Nos abrazamos todos, eufóricos. Nunca he podido describir esa cuestión que sucede cuando el fútbol mueve hasta a los más apáticos, o los que no cachan una. Y en eso me incluyo, pues 1997 fue el año que más juguito de pelota fui, que coleccionaba las revistas de fútbol que me llevaban mis tíos, y semana tras semana mi cuaderno de apuntes se seguía llenando. Esta vez, el apunte era que en junio nos veríamos en Francia… ¡Un mundial después de 16 años! Era más que toda mi vida. Nunca estuve tan atento a la pelotita, gracias a la tele abierta, a los diarios y revistas, un romance con el periodismo deportivo que duró un tiempo acotado.

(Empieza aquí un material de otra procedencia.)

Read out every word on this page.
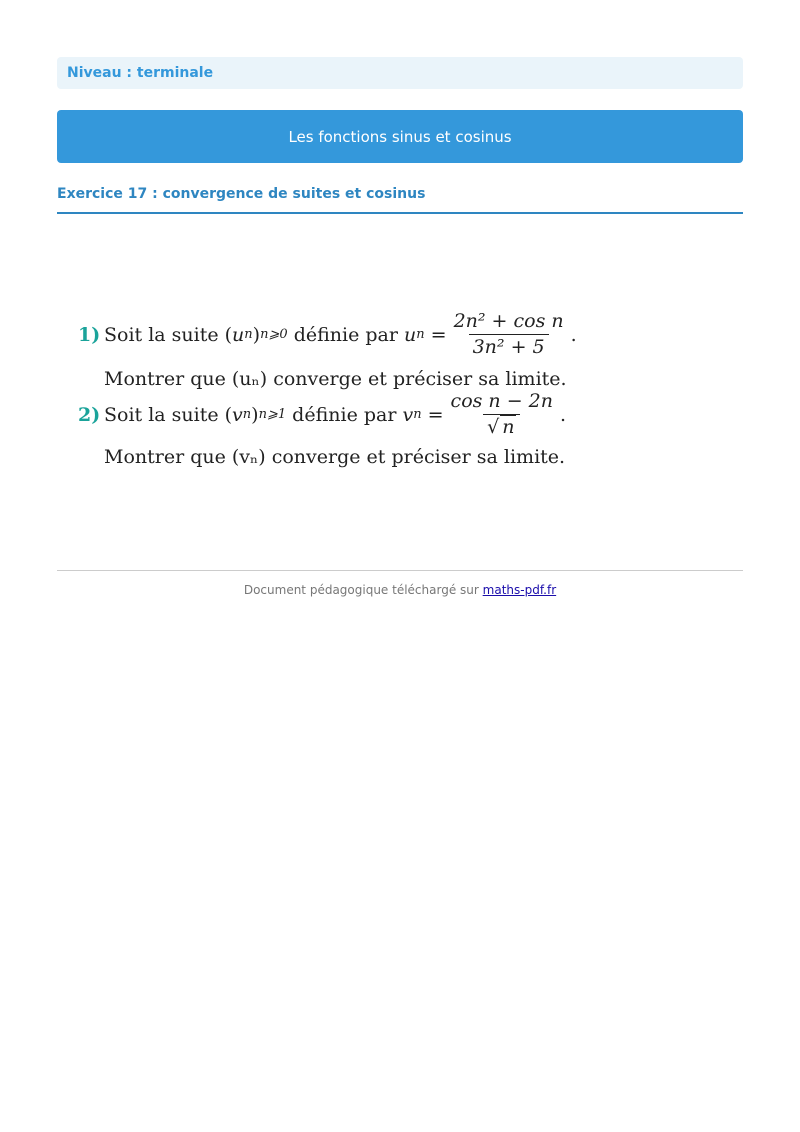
Niveau : terminale
Les fonctions sinus et cosinus
Exercice 17 : convergence de suites et cosinus
1) Soit la suite ( u n ) n⩾0
définie par
u n
= $\frac{\text{2n² + cos n}}{\text{3n² + 5}}$ .
Montrer que (uₙ) converge et préciser sa limite.
2) Soit la suite ( v n ) n⩾1
définie par
v n
= $\frac{\text{cos n − 2n}}{√ n}$ .
Montrer que (vₙ) converge et préciser sa limite.
Document pédagogique téléchargé sur maths-pdf.fr
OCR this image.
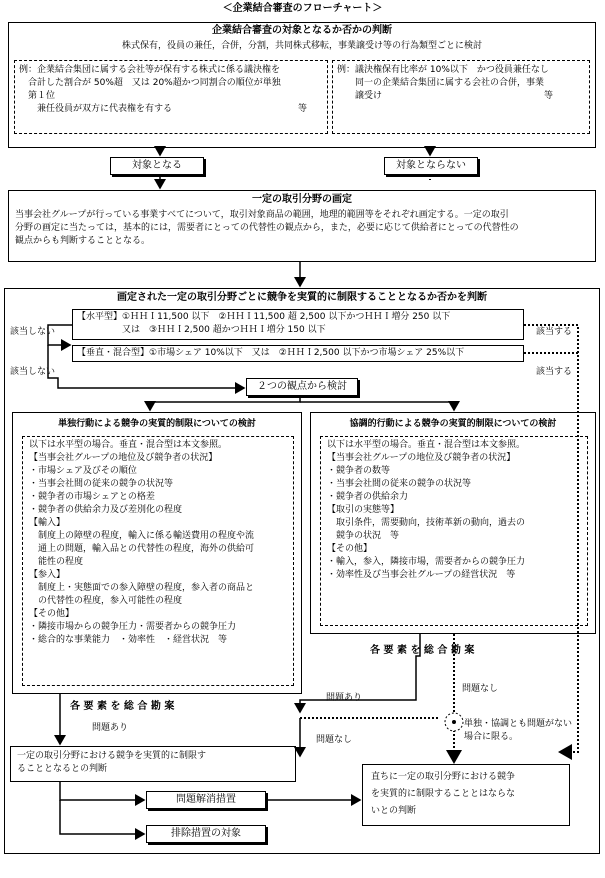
＜企業結合審査のフローチャート＞
企業結合審査の対象となるか否かの判断
株式保有，役員の兼任，合併，分割，共同株式移転，事業譲受け等の行為類型ごとに検討
例：企業結合集団に属する会社等が保有する株式に係る議決権を
　合計した割合が 50%超　又は 20%超かつ同割合の順位が単独
　第１位
　　兼任役員が双方に代表権を有する　　　　　　　　　　　　　　等
例：議決権保有比率が 10%以下　かつ役員兼任なし
　　同一の企業結合集団に属する会社の合併，事業
　　譲受け　　　　　　　　　　　　　　　　　　等
対象となる	対象とならない
一定の取引分野の画定
当事会社グループが行っている事業すべてについて，取引対象商品の範囲，地理的範囲等をそれぞれ画定する。一定の取引
分野の画定に当たっては，基本的には，需要者にとっての代替性の観点から，また，必要に応じて供給者にとっての代替性の
観点からも判断することとなる。
画定された一定の取引分野ごとに競争を実質的に制限することとなるか否かを判断
【水平型】①ＨＨＩ11,500 以下　②ＨＨＩ11,500 超 2,500 以下かつＨＨＩ増分 250 以下
　　　　　又は　③ＨＨＩ2,500 超かつＨＨＩ増分 150 以下
【垂直・混合型】①市場シェア 10%以下　又は　②ＨＨＩ2,500 以下かつ市場シェア 25%以下
該当しない
該当しない
該当する
該当する
２つの観点から検討
単独行動による競争の実質的制限についての検討
以下は水平型の場合。垂直・混合型は本文参照。
【当事会社グループの地位及び競争者の状況】
・市場シェア及びその順位
・当事会社間の従来の競争の状況等
・競争者の市場シェアとの格差
・競争者の供給余力及び差別化の程度
【輸入】
　制度上の障壁の程度，輸入に係る輸送費用の程度や流
　通上の問題，輸入品との代替性の程度，海外の供給可
　能性の程度
【参入】
　制度上・実態面での参入障壁の程度，参入者の商品と
　の代替性の程度，参入可能性の程度
【その他】
・隣接市場からの競争圧力・需要者からの競争圧力
・総合的な事業能力　・効率性　・経営状況　等
協調的行動による競争の実質的制限についての検討
以下は水平型の場合。垂直・混合型は本文参照。
【当事会社グループの地位及び競争者の状況】
・競争者の数等
・当事会社間の従来の競争の状況等
・競争者の供給余力
【取引の実態等】
　取引条件，需要動向，技術革新の動向，過去の
　競争の状況　等
【その他】
・輸入，参入，隣接市場，需要者からの競争圧力
・効率性及び当事会社グループの経営状況　等
各 要 素 を 総 合 勘 案
各 要 素 を 総 合 勘 案
問題あり
問題なし
問題あり
問題なし
単独・協調とも問題がない
場合に限る。
一定の取引分野における競争を実質的に制限す
ることとなるとの判断
直ちに一定の取引分野における競争
を実質的に制限することとはならな
いとの判断
問題解消措置
排除措置の対象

Chile clasificado, después el Colo campeón después de dos años de bicampeonato de la Chile. ¿Cómo podía terminar mi año? Pues ya las fichas verdes no existían, mi papá se dio cuenta que no era negocio. No me cambió la voz, pero teníamos mundial, una posición en el cuadro de honor en el colegio (respuesta a la precipitada medida conductista de las fichas)… y una navidad que me llegó otra camiseta. Era alba, con el Cacique en el corazón, cosa que sorprendió a varios. Pero esa ya es harina de otro costal.